Composite OLSR Route Metrics
============================

[ PRELIMINARY AND SUBJECT TO CHANGE -- NOT YET IMPLEMENTED ]

When using OLSR in conjunction with OSPF, or other routing protocols, it
is necessary for redistributed OLSR routes to have a meaningful metric. This
is particularly important if a second routing protocol is used to
interconnect separate OLSR routing domains across a non-MANET LAN.

The documents which specify OLSR do not specify a metric scheme at the
time of writing, therefore it has been necessary to invent one.

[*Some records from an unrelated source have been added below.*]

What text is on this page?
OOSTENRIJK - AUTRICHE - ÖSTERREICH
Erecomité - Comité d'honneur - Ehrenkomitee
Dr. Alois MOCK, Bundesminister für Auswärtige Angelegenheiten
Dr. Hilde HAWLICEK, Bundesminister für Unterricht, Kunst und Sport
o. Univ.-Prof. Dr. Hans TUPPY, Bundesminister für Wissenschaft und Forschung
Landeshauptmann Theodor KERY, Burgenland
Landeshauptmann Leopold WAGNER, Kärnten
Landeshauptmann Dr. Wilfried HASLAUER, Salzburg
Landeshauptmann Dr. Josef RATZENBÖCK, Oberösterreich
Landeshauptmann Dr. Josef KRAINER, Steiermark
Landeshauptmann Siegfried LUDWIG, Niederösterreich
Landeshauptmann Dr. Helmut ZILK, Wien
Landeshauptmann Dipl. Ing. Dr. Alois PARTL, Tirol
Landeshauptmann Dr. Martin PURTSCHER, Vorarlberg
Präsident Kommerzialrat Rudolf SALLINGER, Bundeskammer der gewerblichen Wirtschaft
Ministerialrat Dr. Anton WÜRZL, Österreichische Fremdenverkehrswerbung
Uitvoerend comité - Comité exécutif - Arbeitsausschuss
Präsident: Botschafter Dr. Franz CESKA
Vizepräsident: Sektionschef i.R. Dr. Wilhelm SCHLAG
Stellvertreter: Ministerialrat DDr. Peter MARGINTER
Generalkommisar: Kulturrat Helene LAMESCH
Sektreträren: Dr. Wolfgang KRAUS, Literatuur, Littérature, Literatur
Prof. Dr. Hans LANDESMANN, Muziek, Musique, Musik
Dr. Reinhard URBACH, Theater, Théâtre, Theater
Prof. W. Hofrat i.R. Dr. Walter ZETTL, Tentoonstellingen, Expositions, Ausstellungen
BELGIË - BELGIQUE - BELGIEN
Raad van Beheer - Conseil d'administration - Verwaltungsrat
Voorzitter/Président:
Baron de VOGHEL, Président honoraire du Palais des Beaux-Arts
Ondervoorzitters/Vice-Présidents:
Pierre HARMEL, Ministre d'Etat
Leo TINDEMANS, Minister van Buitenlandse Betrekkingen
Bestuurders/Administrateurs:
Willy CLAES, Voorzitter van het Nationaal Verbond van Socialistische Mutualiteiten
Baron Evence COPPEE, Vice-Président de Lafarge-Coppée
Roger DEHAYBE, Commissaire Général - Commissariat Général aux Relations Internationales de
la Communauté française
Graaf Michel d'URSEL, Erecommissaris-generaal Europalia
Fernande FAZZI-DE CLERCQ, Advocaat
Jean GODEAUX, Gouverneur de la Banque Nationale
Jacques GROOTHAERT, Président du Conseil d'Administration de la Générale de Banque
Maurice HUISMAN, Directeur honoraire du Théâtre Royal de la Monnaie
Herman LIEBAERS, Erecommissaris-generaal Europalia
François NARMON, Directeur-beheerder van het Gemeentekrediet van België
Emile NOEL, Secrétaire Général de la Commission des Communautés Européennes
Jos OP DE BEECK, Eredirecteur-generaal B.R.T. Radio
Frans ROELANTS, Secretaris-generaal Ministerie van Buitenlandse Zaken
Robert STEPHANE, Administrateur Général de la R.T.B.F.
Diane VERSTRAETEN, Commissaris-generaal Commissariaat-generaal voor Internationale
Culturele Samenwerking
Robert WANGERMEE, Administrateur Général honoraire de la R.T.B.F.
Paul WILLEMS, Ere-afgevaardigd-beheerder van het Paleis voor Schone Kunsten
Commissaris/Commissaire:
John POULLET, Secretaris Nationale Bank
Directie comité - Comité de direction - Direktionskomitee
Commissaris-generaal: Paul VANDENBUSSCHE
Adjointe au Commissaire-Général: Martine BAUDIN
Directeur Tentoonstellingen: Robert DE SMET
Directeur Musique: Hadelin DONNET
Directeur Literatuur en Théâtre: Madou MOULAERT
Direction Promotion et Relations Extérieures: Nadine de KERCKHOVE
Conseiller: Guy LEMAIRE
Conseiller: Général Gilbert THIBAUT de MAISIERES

A functional syntax for setting the metric in XORP's policy statements MAY
be added at a future date; currently, only simple assignment of a fixed
value is possible.

RFC 3626 compliant OLSR states in section 10 that next-hops should be
preferred by their willingness and MPR selector status. Therefore, the
criteria, in descending order of precedence, for an OLSR route metric
are as follows:

 * The interface cost, if applicable.
 * MPR selector status of the immediate next-hop.
 * Willingness of the immediate next-hop.
 * EITHER:
   * the ETX path metric, OR
   * the hop count on the SPT path.
 * A load sharing metric, if applicable, based on a histogram of interface
   utilization and available link bandwidth.

A composite metric scheme will be used which takes account of the above
criteria.

OSPF supports a 24-bit wide metric space for AS-External-LSAs. Recall that
OSPF's Type 1 metric also adds the cost to the ASBR for the external path
type. The metric scheme used for XORP/OLSR will in future allow for scaling
or base costs to be added when redistributing the OLSR routes into OSPF.